After nearly a month, the International Monitoring Operation (ONM) has answered to questions of Exit as to why the ONM did not forward the complaints of former High Prosecutorial Council member Antoneta Sevdari to the Special Appeal Chamber (KPA).

Sevdari’s complaints, lodged in May this year, alleged that two of the judges of the KPA did not fulfill the legal requirements to sit on the highest vetting institution, which is adjoined to the Constitutional Court.

Sevdari had lodged her complaints at the ONM, as required by the Vetting Law art. 17(2). However, the ONM judged that the Vetting Law did not “provide for a sufficient legal basis for initiation of disciplinary investigations”:

The [international observers] did not forward the complaints to the KPA as they consider that Article 16 of the Law no. 84/2016 does not provide for a sufficient legal basis for initiation of disciplinary investigations in the matters indicated below.

Art. 16 of the Vetting Law explains the disciplinary liability of the members of the vetting institutions, including the KPA, but the list does not include explicitly a nomination in violation of the law, as Sevdari alleges in the two complaints against Luan Daci and Ardian Hajdari.

Of course, the fact that Daci and Hajdari were possibly nominated in violation of the Vetting Law has an enormous influence on Sevdari’s case, and is relevant to our understanding of the KPA’s dismissal of Sevdari, but it appears that in the interpretation of the ONM, the Vetting Law does not offer the legal tools to deal with the situation.

This, then, brings us to a very disturbing question. If it is indeed the case that some members of the vetting institutions were nominated in violation of the criteria listed in art. 6 of the Vetting Law, who should deal with this case? The ONM has now told us that this cannot be the KPA itself.

What is clear, however, is that one or more persons abused their office in this entire story. According to art. 248 of the Penal Code, abuse of office is defined as follows:

Deliberate accomplishment or non-accomplishment of actions or failures to act, in violation to the law and constituting the failure of a person, who carries out public functions, to do his duties regularly, in cases when it has led to bringing him or other persons unjust material or non-material benefits or when it has brought damages to the legitimate interests of the state, citizens, and other legal entities, when it does not constitute another criminal offence.

The failure of one or more persons to act upon information that disqualifies some of the candidates for the KPA, whose judges enjoy equal status to judges at the Constitutional Court, would certainly fall under this definition.

So where to look?

We may look at the First Ad-Hoc Committee for the Verification of Vetting Institution Candidates and the Third Ad-Hoc Committee for the Selection of Vetting Institution Candidates, who interviewed the candidates for the KPA in 2017.

The First Ad-Hoc Committee received two candidate lists from the National Ombudsman, one with qualified (List A) and one with non-qualified candidates (List B), together with a list of recommendations by the ONM. However, according to art. 8(3) of the Vetting Law, the First Ad-Hoc Committee cannot remove any candidate from the list of qualified candidates.

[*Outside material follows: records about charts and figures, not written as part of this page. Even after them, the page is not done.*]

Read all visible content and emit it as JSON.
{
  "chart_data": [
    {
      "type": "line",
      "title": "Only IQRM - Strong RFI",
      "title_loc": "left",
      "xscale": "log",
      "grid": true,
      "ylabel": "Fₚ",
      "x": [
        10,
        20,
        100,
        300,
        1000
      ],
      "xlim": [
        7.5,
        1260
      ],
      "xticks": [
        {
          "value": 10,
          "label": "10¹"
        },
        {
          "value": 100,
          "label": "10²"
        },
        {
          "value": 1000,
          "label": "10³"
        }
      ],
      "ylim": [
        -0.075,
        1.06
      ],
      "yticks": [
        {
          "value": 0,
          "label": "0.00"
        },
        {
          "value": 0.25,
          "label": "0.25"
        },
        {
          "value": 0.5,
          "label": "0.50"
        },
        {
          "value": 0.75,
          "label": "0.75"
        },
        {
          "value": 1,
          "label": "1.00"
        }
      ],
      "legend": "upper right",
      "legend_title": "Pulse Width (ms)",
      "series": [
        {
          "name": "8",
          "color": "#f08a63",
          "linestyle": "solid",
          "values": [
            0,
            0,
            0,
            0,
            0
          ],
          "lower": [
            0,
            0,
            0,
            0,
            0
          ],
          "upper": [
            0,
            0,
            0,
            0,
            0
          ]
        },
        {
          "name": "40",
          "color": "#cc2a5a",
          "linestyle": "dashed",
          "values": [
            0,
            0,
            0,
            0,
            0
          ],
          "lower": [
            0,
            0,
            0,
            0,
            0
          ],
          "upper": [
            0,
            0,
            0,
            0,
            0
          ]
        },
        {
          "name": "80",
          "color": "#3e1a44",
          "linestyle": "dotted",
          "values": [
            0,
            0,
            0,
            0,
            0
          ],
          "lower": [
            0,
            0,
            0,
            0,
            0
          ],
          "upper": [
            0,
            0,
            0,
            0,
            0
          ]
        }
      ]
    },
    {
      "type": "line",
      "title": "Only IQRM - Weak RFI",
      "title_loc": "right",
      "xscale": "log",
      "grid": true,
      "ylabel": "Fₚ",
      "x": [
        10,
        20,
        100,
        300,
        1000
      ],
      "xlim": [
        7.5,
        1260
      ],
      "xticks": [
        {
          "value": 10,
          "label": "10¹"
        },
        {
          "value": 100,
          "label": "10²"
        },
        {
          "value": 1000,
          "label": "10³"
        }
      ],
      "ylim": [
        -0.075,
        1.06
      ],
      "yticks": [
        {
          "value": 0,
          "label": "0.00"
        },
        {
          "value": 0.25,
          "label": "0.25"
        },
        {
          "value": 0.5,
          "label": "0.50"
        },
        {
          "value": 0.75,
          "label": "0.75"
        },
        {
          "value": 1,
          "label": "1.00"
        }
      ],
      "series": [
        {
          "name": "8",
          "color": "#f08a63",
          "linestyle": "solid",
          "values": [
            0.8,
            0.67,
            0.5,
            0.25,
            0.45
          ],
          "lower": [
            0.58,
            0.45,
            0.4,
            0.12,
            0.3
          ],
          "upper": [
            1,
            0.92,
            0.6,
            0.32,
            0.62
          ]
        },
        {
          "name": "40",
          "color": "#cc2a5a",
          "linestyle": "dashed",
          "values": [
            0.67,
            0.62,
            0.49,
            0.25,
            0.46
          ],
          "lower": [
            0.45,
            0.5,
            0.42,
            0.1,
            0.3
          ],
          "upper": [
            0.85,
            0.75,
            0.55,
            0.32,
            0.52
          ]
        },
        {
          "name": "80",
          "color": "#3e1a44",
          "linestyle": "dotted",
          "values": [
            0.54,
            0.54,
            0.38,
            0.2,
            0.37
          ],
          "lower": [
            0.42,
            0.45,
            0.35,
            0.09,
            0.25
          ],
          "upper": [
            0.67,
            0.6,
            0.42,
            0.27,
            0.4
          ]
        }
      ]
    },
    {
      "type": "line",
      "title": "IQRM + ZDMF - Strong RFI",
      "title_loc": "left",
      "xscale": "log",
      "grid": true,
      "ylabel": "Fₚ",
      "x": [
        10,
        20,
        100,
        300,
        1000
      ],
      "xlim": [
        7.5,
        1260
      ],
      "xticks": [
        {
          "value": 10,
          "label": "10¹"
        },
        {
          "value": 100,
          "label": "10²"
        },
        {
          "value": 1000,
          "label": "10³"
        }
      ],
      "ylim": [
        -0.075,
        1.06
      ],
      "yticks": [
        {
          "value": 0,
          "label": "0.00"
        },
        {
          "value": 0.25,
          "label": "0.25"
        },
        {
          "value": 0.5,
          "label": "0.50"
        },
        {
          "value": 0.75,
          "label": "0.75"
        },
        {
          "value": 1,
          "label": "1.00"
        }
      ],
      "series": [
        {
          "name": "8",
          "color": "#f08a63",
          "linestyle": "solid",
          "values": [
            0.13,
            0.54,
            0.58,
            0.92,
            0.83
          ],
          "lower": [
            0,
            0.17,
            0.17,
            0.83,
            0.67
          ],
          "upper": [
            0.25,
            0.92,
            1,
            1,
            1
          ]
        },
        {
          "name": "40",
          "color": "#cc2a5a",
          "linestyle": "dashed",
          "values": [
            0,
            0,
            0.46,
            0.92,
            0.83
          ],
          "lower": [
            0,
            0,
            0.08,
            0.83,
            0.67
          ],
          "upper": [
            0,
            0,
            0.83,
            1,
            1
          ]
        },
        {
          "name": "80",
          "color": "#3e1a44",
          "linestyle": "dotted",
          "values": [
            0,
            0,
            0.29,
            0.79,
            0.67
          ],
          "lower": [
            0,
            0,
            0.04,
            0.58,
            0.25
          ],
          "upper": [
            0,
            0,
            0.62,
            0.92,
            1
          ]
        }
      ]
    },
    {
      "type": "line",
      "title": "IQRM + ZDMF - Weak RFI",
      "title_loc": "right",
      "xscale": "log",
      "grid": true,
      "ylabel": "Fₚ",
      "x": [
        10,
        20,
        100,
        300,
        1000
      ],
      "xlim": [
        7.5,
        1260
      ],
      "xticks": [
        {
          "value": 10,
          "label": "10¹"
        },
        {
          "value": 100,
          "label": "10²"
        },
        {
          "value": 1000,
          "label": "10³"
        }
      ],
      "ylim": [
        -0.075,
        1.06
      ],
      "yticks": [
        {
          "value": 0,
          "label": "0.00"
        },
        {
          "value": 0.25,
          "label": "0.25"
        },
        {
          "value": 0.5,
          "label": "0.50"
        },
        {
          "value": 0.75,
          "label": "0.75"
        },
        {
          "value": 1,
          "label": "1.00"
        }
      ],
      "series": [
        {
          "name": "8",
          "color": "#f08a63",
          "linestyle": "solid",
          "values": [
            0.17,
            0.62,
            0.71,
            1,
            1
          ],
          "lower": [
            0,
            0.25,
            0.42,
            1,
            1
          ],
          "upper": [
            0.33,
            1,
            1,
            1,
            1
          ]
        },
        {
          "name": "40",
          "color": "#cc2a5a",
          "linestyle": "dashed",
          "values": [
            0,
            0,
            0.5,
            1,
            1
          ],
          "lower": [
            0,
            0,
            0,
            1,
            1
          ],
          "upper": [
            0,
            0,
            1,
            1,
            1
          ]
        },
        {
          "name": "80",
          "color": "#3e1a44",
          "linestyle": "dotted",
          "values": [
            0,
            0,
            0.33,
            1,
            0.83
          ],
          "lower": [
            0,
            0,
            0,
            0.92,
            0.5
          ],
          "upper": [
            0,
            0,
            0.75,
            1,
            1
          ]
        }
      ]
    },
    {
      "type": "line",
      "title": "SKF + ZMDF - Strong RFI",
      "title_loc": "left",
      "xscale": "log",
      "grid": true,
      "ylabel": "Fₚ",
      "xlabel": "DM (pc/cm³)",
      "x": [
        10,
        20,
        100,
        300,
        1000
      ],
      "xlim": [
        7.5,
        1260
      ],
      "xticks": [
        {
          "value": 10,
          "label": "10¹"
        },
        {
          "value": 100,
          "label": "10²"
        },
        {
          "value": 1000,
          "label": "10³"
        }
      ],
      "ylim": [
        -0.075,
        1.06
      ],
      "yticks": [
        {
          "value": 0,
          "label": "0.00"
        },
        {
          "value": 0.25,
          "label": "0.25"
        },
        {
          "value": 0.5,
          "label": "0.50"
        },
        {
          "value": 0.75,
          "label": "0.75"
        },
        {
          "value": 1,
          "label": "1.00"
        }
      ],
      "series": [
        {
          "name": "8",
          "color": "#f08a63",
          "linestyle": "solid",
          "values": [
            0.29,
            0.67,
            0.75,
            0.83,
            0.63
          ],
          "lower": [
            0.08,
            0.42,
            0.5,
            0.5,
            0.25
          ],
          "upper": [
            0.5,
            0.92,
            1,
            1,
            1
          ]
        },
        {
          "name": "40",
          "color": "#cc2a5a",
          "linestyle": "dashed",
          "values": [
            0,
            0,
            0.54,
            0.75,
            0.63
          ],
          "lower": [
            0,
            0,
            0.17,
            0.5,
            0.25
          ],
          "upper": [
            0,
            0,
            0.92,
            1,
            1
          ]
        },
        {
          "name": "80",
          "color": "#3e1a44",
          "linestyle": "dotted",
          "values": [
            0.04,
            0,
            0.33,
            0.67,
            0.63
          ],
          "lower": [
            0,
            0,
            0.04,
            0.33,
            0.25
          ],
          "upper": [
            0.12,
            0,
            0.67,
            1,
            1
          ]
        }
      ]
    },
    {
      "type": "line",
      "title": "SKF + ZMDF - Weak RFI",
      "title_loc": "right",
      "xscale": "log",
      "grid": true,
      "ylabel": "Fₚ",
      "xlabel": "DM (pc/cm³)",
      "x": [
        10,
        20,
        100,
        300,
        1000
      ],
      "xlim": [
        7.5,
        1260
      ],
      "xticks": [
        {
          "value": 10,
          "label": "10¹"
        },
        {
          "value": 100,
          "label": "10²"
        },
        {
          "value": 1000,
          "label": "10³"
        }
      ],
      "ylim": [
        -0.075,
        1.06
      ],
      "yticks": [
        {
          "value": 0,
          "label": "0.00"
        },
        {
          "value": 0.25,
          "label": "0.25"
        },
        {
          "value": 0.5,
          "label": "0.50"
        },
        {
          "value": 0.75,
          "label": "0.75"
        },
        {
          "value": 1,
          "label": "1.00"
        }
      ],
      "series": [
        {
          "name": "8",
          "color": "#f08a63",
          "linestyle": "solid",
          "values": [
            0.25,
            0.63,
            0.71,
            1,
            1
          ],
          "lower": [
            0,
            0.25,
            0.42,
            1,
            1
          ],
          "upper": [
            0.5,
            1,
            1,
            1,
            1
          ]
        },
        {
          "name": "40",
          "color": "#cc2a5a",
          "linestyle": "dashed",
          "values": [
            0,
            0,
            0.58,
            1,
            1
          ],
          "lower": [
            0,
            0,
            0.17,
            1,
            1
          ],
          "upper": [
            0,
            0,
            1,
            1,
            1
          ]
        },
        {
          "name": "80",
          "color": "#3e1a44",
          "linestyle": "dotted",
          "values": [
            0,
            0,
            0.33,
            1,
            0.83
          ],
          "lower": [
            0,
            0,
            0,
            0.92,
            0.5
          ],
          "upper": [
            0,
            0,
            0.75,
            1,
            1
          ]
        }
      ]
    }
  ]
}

Both Luan Daci and Ardian Hajdari were part of the second version of List A, after Parliament extended the application period, in violation of the law and the recommendation of the ONM. Both Daci and Hajdari received also a positive recommendation of the ONM.

Candidates on List A with a positive recommendation of the ONM automatically passed to the Final List, from which the Third Ad-Hoc Committee chose the final candidates of the vetting institutions by means of a secret vote.

So in case of the First Ad-Hoc Committee, they cannot be held responsible for the election of Hajdari and Daci, and they cannot be held responsible for not removing them from the Final List, because they had no legal tool to do so.

The members of the Third Ad-Hoc Committee could have chosen not to elect Daci and Hajdari to the KPA, but they did, despite the serious questions about the quality of their applications raised during their interviews, as is evident from the transcripts. So one could argue that by electing Daci and Hajdari to the KPA, the members of the Third Ad-Hoc Committee may have committed abuse of office.

But the final selection of the Third Ad-Hoc Committee was approved by Parliament. So are then all MPs complicit in this possible crime of nominating unqualifying members to the KPA?

Or should we go back in time, and blame the National Ombudsman for not including Daci and Hajdari on List B? Or the ONM for giving a positive recommendation?

The fundamental problem is that so many institutions – National Ombudsman, ONM, General Secretary of Parliament, two separate Ad-Hoc Committees, and the plenary session of Parliament – were involved in the election of Daci and Hajdari, that it nearly appears impossible to determine the point at which the process was derailed.

This then leads us to the core issue: if indeed Daci and Hajdari were elected to the KPA in violation of the legal requirements, is there any way in which they can be dismissed?

The entire architecture of the justice reform works against such a possibility. The vetting institutions are designed to be completely independent from the rest of the judiciary and other state institutions, and for good reason. But that also means that once a “rotten apple” has ended up in the seat of judge at the KPA, they appear to be there practically forever.

That is, of course, until the European Court of Human Rights in Strasbourg rules that the vetting institutions do not constitute an “independent and impartial tribunal,” at which point the whole vetting edifice will come crashing down.